Try to install for ollama but got errors
#1
by
shilik
- opened
Error: llama runner process has terminated: GGML_ASSERT(type >= 0 && type < GGML_TYPE_COUNT) failed
what should be done to solve this problem?

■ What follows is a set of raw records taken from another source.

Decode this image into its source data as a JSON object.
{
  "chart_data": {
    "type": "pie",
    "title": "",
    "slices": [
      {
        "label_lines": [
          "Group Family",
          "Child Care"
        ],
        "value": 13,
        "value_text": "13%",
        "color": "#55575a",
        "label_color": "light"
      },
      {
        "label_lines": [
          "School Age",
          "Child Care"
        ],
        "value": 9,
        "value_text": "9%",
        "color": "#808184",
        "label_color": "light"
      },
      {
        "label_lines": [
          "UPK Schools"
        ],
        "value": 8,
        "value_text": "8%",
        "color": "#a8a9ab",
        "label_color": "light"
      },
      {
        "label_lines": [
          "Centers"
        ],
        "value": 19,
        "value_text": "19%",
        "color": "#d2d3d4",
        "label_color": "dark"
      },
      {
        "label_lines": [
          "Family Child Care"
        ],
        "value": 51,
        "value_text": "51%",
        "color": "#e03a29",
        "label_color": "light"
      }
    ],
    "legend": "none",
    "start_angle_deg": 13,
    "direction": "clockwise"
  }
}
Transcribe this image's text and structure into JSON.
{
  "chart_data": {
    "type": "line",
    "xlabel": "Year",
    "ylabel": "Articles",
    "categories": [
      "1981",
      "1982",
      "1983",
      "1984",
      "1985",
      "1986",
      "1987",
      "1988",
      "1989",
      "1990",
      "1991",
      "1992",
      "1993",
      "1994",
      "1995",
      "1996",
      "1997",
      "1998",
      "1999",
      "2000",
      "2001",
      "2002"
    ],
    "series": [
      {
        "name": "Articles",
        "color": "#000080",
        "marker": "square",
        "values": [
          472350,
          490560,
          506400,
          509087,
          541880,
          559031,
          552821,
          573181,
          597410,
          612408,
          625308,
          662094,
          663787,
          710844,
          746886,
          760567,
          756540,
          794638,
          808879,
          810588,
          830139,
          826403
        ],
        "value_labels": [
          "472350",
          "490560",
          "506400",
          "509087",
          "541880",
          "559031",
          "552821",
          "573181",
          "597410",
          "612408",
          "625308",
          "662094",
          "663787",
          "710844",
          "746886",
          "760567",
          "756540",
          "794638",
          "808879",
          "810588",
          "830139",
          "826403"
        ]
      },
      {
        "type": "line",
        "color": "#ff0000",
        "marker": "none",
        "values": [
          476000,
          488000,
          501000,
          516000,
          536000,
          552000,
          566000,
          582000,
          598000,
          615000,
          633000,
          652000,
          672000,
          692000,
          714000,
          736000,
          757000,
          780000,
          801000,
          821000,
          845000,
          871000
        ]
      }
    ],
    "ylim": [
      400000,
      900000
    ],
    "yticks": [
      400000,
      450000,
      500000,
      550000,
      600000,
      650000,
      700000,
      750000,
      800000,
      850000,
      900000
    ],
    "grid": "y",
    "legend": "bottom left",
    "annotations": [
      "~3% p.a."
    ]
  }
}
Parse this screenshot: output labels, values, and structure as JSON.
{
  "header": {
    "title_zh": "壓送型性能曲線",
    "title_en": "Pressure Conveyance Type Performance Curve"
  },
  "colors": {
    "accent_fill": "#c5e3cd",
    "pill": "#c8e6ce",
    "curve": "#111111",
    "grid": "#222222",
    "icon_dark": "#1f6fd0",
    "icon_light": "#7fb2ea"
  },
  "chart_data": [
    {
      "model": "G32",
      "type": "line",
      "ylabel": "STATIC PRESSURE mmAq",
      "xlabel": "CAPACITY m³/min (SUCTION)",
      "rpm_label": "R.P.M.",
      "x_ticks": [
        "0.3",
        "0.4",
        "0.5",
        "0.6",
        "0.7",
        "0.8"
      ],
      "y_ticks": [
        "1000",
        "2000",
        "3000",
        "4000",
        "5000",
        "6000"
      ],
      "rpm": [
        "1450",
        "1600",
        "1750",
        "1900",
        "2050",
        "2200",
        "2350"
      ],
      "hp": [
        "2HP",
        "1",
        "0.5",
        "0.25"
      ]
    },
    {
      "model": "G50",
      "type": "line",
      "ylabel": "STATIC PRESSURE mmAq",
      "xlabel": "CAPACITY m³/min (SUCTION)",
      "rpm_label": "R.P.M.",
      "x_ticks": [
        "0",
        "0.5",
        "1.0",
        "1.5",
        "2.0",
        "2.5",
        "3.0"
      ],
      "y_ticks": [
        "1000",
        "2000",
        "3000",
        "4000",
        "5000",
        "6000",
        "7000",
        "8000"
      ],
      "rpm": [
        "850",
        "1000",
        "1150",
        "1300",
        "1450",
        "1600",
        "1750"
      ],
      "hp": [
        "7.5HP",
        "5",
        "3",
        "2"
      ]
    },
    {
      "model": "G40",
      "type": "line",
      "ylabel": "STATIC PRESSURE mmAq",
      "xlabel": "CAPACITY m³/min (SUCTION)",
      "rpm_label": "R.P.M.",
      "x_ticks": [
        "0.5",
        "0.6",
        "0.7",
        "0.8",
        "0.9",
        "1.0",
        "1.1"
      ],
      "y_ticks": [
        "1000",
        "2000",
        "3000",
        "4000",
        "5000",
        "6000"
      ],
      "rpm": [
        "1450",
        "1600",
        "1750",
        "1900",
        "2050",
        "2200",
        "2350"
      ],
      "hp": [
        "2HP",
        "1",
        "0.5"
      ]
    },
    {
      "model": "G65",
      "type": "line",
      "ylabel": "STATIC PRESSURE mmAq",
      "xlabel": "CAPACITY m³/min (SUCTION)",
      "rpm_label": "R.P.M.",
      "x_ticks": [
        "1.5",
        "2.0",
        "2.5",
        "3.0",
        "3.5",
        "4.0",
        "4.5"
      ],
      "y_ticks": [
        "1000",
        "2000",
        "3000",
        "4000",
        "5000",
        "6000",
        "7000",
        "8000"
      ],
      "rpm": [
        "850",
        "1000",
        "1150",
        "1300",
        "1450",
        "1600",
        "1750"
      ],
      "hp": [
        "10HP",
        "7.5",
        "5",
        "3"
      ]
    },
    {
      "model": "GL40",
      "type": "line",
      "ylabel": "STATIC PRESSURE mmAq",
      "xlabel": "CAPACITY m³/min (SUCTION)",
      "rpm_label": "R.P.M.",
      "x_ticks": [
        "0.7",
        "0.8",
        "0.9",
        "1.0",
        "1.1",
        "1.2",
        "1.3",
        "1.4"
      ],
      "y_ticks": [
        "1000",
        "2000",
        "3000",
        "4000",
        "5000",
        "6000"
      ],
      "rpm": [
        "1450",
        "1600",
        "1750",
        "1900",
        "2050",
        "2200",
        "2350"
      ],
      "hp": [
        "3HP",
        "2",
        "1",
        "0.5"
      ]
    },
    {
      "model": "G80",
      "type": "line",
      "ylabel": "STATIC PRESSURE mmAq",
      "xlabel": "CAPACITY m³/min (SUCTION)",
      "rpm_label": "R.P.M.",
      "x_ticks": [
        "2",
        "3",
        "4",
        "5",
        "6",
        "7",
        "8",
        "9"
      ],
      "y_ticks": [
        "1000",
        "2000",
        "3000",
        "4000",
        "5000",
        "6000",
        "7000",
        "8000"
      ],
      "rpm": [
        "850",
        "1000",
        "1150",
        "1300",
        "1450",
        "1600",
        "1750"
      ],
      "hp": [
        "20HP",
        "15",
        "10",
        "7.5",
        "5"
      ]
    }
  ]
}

@shilik here is how to run:
# Install build dependencies and cuda toolkit as needed
git clone https://github.com/ikawrakow/ik_llama.cpp
cd ik_llama.cpp
# Configure CUDA+CPU Backend
cmake -B ./build -DGGML_CUDA=ON -DGGML_BLAS=OFF
# Build
cmake --build ./build --config Release -j $(nproc)
# Confirm
./build/bin/llama-server --version
version: 3640 (93cd77b6)
built with cc (GCC) 14.2.1 20250128 for x86_64-pc-linux-gnu
# Download 13.7GB model
wget https://huggingface.co/ubergarm/gemma-3-27b-it-qat-GGUF/resolve/main/gemma-3-27b-it-qat-mix-iq3_k.gguf
# Run API Server on http://localhost:8080
./build/bin/llama-server \
--model /mnt/models/gemma-3-27b-it-qat-mix-iq3_k.gguf \
-ctk q4_0 -ctv q4_0 \
-fa \
-amb 512 \
-fmoe \
-c 8192 \
-ub 512 \
-ngl 99 \
--parallel 1 \
--threads 4 \
--host 127.0.0.1 \
--port 8080